Book Review: Season to Taste
By Natalie Young
Little, Brown, 2014
At one point in Natalie Young’s new novel Season to Taste, fifty-something Surrey housewife Lizzie Prain reflects on a typical moment in her thirty-year marriage to her bluff and clueless husband:
Their home, as she’d pointed out one evening by knocking on a wall, wasn’t caving in, and she, his loving wife, was sitting very still at the table with her eyes open and looking straight at him while holding up an oatcake with a slice of Brie, which managed to convey, she felt, that she wasn’t going anywhere, things weren’t running to cheese as he saw them in his mind. They were going to be all right.
But if things aren’t “running to cheese” in their marriage, it’s through precious little effort on Jacob’s part; by the point at which the novel opens, he’s been playing passive aggressive mind-games on Lizzie for decades, and her outrage has smoothed over into a dull, constant thud of resentment. Then one morning she walks up behind Jacob as he putters in the garden and caves in the back of his head with a spade.

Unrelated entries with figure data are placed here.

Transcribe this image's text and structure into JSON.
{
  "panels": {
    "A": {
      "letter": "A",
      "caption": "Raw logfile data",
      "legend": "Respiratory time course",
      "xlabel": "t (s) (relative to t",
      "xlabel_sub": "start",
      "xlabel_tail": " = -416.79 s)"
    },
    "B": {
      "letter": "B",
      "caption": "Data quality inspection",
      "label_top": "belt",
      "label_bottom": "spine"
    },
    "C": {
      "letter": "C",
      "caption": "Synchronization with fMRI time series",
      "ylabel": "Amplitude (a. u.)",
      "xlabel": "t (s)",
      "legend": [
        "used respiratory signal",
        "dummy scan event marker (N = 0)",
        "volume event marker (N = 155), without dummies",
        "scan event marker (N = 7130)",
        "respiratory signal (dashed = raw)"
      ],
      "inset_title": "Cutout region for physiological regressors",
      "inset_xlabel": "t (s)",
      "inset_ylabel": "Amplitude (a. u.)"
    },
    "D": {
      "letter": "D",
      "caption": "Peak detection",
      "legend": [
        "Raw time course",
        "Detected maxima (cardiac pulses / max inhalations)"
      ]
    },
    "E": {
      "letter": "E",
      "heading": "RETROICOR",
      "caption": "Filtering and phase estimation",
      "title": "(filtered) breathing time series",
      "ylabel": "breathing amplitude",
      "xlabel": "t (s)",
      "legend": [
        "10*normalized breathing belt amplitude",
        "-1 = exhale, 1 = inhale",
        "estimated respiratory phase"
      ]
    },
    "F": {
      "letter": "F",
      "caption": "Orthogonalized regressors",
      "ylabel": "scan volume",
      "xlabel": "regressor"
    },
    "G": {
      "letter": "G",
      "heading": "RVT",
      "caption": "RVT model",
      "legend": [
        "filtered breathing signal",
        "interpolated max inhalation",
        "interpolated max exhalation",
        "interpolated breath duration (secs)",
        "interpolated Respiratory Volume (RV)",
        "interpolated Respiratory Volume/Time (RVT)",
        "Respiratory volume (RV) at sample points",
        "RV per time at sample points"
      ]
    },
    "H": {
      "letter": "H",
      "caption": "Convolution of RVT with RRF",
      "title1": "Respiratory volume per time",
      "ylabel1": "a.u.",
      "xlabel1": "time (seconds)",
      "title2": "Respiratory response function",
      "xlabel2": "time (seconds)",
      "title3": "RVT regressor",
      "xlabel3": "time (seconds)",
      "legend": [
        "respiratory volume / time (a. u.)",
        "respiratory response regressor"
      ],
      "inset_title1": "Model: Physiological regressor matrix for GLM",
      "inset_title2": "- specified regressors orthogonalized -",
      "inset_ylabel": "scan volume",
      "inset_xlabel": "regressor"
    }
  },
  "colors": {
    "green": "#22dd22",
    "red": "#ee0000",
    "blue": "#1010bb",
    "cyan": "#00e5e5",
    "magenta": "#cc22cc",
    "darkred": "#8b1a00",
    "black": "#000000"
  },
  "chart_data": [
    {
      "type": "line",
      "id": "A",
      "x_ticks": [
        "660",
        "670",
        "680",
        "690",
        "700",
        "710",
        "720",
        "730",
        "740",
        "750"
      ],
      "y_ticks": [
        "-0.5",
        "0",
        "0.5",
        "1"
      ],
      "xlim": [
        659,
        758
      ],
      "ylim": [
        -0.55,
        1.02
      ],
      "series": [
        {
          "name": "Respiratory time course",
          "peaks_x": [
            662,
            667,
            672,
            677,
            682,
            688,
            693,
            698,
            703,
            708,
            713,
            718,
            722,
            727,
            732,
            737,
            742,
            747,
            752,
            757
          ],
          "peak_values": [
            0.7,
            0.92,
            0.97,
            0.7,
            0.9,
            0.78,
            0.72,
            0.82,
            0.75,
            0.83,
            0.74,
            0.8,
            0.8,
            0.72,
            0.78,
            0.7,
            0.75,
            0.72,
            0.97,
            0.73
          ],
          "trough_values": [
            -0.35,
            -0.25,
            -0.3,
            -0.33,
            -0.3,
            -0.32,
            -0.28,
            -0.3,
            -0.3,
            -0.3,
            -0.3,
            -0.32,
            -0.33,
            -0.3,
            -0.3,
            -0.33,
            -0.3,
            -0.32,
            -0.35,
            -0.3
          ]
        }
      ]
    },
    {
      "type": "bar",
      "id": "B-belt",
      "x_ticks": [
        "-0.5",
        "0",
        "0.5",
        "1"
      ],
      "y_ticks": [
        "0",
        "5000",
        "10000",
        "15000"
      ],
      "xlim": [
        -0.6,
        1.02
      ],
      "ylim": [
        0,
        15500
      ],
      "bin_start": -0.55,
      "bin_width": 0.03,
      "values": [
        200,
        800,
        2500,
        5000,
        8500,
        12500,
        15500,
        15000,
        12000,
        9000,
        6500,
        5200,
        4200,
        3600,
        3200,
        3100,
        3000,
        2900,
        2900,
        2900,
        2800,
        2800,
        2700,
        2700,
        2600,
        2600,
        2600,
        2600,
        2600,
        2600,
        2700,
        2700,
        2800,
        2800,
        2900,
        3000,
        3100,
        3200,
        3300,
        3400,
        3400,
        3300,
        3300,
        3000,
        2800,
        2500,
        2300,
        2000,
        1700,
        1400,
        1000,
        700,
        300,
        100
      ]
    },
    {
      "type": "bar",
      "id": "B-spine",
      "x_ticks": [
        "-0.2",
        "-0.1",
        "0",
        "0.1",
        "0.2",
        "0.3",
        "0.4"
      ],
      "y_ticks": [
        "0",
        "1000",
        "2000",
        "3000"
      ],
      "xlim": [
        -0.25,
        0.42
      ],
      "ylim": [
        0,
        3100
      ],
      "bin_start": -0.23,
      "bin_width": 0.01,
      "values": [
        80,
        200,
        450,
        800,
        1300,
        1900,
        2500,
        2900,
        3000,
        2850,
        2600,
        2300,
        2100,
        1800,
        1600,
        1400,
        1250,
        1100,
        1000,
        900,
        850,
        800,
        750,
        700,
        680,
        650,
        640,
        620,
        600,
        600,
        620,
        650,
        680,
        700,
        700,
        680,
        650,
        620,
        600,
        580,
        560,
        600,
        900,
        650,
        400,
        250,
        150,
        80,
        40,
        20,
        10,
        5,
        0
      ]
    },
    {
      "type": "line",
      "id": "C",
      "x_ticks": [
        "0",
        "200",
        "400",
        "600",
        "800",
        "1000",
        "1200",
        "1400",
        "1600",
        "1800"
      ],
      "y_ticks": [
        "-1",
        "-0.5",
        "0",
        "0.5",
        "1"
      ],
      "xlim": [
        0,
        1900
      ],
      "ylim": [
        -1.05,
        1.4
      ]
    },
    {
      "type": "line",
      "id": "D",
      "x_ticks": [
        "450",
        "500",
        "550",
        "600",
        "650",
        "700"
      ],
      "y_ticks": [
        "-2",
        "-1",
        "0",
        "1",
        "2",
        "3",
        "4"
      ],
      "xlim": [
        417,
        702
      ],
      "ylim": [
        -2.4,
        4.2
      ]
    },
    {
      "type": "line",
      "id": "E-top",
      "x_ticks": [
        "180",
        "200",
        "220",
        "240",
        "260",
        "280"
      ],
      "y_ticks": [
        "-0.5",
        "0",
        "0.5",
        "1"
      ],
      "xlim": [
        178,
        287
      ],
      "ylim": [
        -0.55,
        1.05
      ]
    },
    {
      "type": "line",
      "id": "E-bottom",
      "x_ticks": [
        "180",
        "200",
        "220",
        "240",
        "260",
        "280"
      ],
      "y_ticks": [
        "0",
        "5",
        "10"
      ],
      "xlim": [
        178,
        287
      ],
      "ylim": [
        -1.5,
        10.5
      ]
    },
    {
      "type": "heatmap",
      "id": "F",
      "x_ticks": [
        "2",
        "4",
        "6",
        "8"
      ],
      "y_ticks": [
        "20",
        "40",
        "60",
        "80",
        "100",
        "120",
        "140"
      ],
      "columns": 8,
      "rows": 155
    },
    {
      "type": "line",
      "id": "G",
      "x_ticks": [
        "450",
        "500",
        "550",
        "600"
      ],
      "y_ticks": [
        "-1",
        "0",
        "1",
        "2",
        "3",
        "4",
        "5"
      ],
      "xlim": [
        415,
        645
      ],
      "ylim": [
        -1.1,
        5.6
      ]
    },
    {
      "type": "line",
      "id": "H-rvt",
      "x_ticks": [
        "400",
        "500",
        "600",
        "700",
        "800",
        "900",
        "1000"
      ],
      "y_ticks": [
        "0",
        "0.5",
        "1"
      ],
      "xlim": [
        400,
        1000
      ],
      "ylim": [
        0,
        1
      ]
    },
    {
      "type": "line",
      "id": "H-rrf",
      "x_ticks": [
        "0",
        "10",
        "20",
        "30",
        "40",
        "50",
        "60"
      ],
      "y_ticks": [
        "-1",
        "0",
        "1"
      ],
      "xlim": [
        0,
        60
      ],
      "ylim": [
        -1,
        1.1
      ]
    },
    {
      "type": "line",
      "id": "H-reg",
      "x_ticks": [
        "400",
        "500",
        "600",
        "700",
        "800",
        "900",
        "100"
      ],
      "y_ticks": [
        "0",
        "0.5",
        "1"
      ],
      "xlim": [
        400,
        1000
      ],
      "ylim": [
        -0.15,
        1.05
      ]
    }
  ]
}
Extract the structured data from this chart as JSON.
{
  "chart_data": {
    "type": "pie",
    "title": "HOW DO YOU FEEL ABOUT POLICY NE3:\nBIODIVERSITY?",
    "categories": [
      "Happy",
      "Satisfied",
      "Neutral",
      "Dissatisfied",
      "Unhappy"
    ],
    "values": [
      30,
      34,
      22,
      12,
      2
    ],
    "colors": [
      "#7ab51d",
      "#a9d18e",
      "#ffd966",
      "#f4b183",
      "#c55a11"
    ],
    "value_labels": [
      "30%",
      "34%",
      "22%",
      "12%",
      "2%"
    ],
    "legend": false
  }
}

What Young provides for her readers from that point on is a steady-eyed and chillingly systematic urban legend that turns on one simple decision Lizzie makes. She looks at the body in the garden and imagines the inevitable consequences if she dragged it to the nearest forest and buried it, where it would be vulnerable to every random chance:
Then a dog or a walker would find him and that would be the end of it. In the future, a telephone would be ringing, a mobile lighting up on the kitchen table she’d chosen for herself online. She’d be called back from wherever she’d run to, brought back to the Surrey woos in a police car, forced to confront, sent down.
So she decides instead to strip his body, chop it into portable pieces, wrap and freeze the pieces, do a little research, and then cook and eat the bits. Young’s Lizzie is a consummate homebody, and like all consummate homebodies, she’s a dead-souled sociopath; she’s determined that she’s not going to jail for killing her husband, so she matter-of-factly embraces the task of consuming Jacob’s remains.
Young must have had quite a time explaining to friends and strangers the enormous amount of research she’s clearly done in order to make Lizzie’s epicurean adventures believable. We learn how to disjoint an adult body; we learn how to pare flesh, tendon, and muscle; we learn what oven settings are best for cooking calluses, viscera, and testicles. Young actually adds a garnish of plot here and there in these 250 pages, but she knows perfectly well her readers aren’t going to care about that – they aren’t going to be able to look away from the nightmarish central drama in which Lizzie Prain slowly eats her husband, rising to the kitchen challenges presented by each body-part in her freezer:
Out on the patio the barbecue was cleaned up and ready. Carrying the remainder of his lower right leg and knee under her arm, she went to the shed for the axe, then put the leg on the ground and made a clean break through the smooth-shaven shin. Now it was in two manageable pieces, each a bit longer than her own hand. Lizzie wrapped them securely in foil, and then lifted the pieces onto the barbecue. They nestled in among the coals. Black pepper, she thought. And lemon juice.
“She’d found there was a rhythm to this,” Young narrates. “She was settling in. It was nearly spring. She got some wood from the garage to make a bonfire on the lawn.” And the book finds a rhythm to it as well, but it’s mighty fragile; Young is a master of deadpan narration, and Season to Taste is addictive reading, but the animating conceit is as evanescent as most revelation-horror (recall how riveting you found the climactic meal in Thomas Harris’s Hannibal the first time you read it – and how vaguely silly you found it the second time). You can only shudder once at Lizzie’s first casserole – but you will shudder, and that’s no mean feat of storytelling and no slight recommendation.